Charlie nearly went through his skin. At first, he thought the vampire spoke to him. Then he turned around, realizing it was Mort.
“You can look and touch the rare artifacts, but I ask you leave Drake alone.” Mort pointed to the vampire in the corner. “I’m afraid the sewing is fragile and his stuffing might come out.”
Charlie looked at the vampire again. He swore Drake looked at him differently this time and for a second, he thought he saw a red gleam in the glass eyes.
“You’d best run along now,” suggested Mort.
The hairs on Charlie’s neck were still on end when he turned to leave. “I’ll see you tomorrow at 10.”
“Until then,” Mort said with a wave goodbye.
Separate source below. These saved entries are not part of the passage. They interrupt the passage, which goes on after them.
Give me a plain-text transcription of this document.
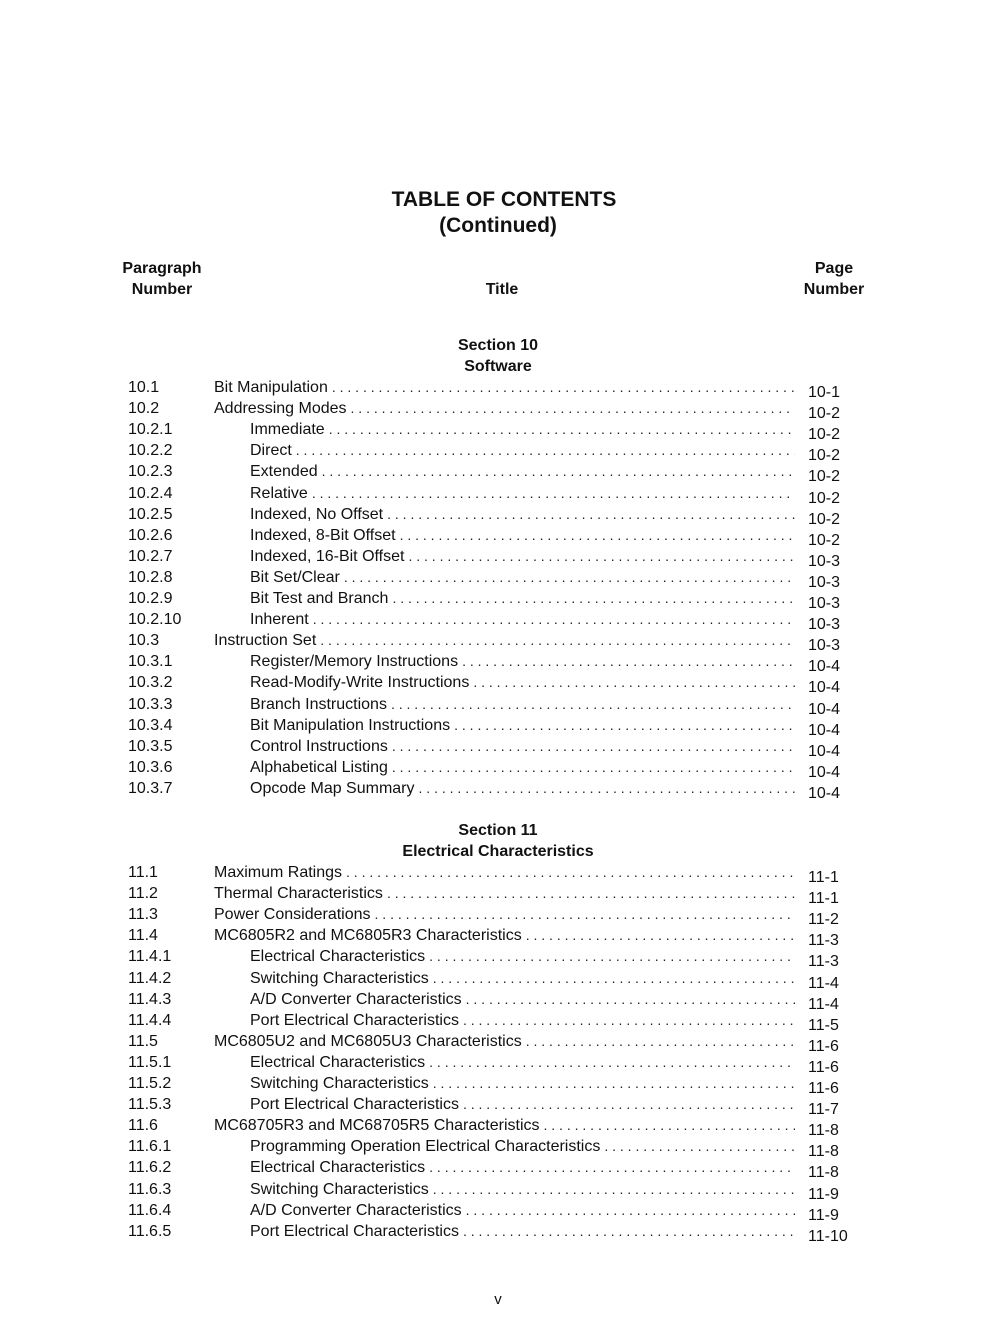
TABLE OF CONTENTS
(Continued)
Paragraph
Number	Title
Page
Number
Section 10
Software
10.1	Bit Manipulation . . .	10-1
10.2	Addressing Modes . . .	10-2
10.2.1	Immediate . . .	10-2
10.2.2	Direct . . .	10-2
10.2.3	Extended . . .	10-2
10.2.4	Relative . . .	10-2
10.2.5	Indexed, No Offset . . .	10-2
10.2.6	Indexed, 8-Bit Offset . . .	10-2
10.2.7	Indexed, 16-Bit Offset . . .	10-3
10.2.8	Bit Set/Clear . . .	10-3
10.2.9	Bit Test and Branch . . .	10-3
10.2.10	Inherent . . .	10-3
10.3	Instruction Set . . .	10-3
10.3.1	Register/Memory Instructions . . .	10-4
10.3.2	Read-Modify-Write Instructions . . .	10-4
10.3.3	Branch Instructions . . .	10-4
10.3.4	Bit Manipulation Instructions . . .	10-4
10.3.5	Control Instructions . . .	10-4
10.3.6	Alphabetical Listing . . .	10-4
10.3.7	Opcode Map Summary . . .	10-4
Section 11
Electrical Characteristics
11.1	Maximum Ratings . . .	11-1
11.2	Thermal Characteristics . . .	11-1
11.3	Power Considerations . . .	11-2
11.4	MC6805R2 and MC6805R3 Characteristics . . .	11-3
11.4.1	Electrical Characteristics . . .	11-3
11.4.2	Switching Characteristics . . .	11-4
11.4.3	A/D Converter Characteristics . . .	11-4
11.4.4	Port Electrical Characteristics . . .	11-5
11.5	MC6805U2 and MC6805U3 Characteristics . . .	11-6
11.5.1	Electrical Characteristics . . .	11-6
11.5.2	Switching Characteristics . . .	11-6
11.5.3	Port Electrical Characteristics . . .	11-7
11.6	MC68705R3 and MC68705R5 Characteristics . . .	11-8
11.6.1	Programming Operation Electrical Characteristics . . .	11-8
11.6.2	Electrical Characteristics . . .	11-8
11.6.3	Switching Characteristics . . .	11-9
11.6.4	A/D Converter Characteristics . . .	11-9
11.6.5	Port Electrical Characteristics . . .	11-10
v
The old curiosity dealer gave a stern look at the stuffed vampire in the corner. Drake looked the same as he always had, stooped over; dressed in a pinstriped suit, with a red tie, black cloak, and white gloves.
The shop owner walked over to the vampire to make sure the crucifix still hung around its neck. The silver cross was nearly six inches long, with a red stone at its center. Retiring for the evening, he went to bed thinking about his boyhood.
Mort was startled awake in the middle of the night; he grabbed his spectacles from his night stand, peering downstairs. The room was mixed with creepy shadows, but nothing looked out of the ordinary. He couldn’t figure-out what CRASHED and woke him up. Maybe it was just a dream.